Complex data analysis
A problem encountered when analysing big datasets is the purity of the data. ‘We’re often trying to detect a signal in the midst of a lot of noise,’ says Meulman. As an example, she mentions a study in the area of metabolomics. This study is looking at identical twins, with the question: is the metabolic system of the twins more similar than can be explained by chance? ‘Analyses of blood and urine produce vast quantities of data, but these data are always complex,’ explains Meulman. ‘For example, one of the twins may have had breakfast that morning, and the other not.’ There are also many variables in such datasets that are completely irrelevant. Meulman and her colleagues use the latest techniques to filter out the noise variables and thus to detect similarities.

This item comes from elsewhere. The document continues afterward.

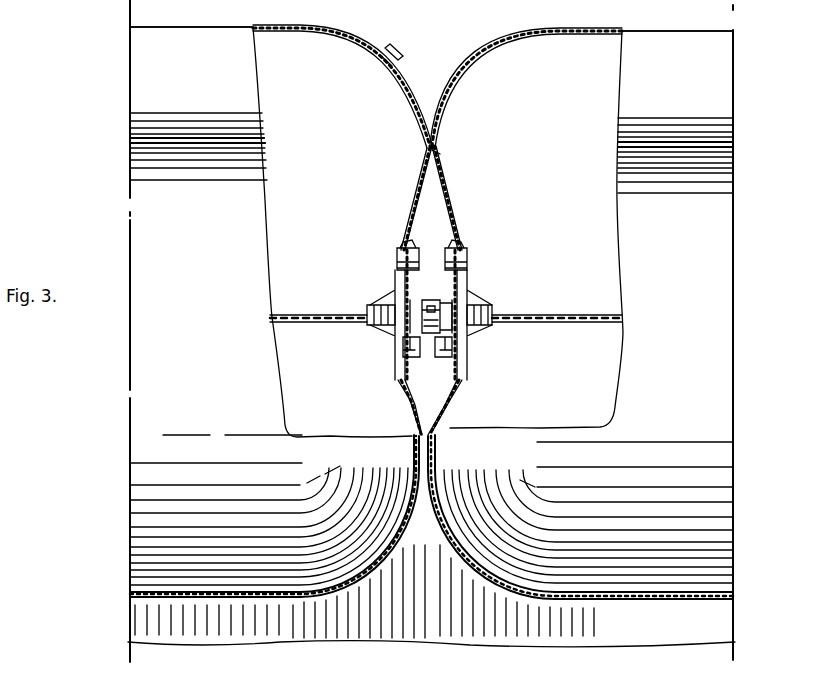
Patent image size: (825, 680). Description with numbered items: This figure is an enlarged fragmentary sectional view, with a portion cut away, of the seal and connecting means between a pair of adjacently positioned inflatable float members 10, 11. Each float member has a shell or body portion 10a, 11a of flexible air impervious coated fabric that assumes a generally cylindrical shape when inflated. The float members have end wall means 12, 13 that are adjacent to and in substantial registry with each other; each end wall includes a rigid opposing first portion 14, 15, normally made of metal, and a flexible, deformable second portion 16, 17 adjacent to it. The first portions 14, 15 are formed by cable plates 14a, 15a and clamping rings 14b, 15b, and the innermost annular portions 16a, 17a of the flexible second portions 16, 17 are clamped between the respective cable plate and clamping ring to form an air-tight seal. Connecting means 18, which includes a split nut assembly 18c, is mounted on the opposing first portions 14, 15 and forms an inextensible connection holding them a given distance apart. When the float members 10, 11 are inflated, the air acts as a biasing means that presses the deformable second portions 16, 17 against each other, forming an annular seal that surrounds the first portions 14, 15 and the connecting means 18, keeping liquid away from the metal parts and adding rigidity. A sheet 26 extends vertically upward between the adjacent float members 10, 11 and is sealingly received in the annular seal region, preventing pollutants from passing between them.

Peter Grünwald, Professor of Statistical Learning, conducts research at the interface between statistics, machine learning and information theory. Briefly put, he develops methods for the statistically sound analysis of data by computers. He gives an example of how important this is. A couple of years ago Google was in the news: the company had predicted a flu epidemic by analysing the geographic locations where people were making a lot of searches for words such as fever, cough and so on. ‘It worked once or twice, but then no more,’ says Grünwald. ‘If a programme detects a pattern, you have to demonstrate that it isn’t chance. For that, you need real statistics.’
On the basis of statistical learning, the Leiden statisticians are also looking for ways to improve classical statistics with techniques devised in machine learning, an area within computer science. ‘I’m currently working on the reproducibility crisis: the fact that when research is repeated, it often doesn’t produce the same results,’ says Grünwald. ‘This may be because a researcher conducted extra experiments if his first findings weren’t significant enough to permit a firm conclusion. This creates a distorted picture: a purely chance result can suddenly appear significant. There are statistical methods to correct for this, but they’re very complicated. I’m now trying to improve those methods by applying ideas from machine learning and information theory.’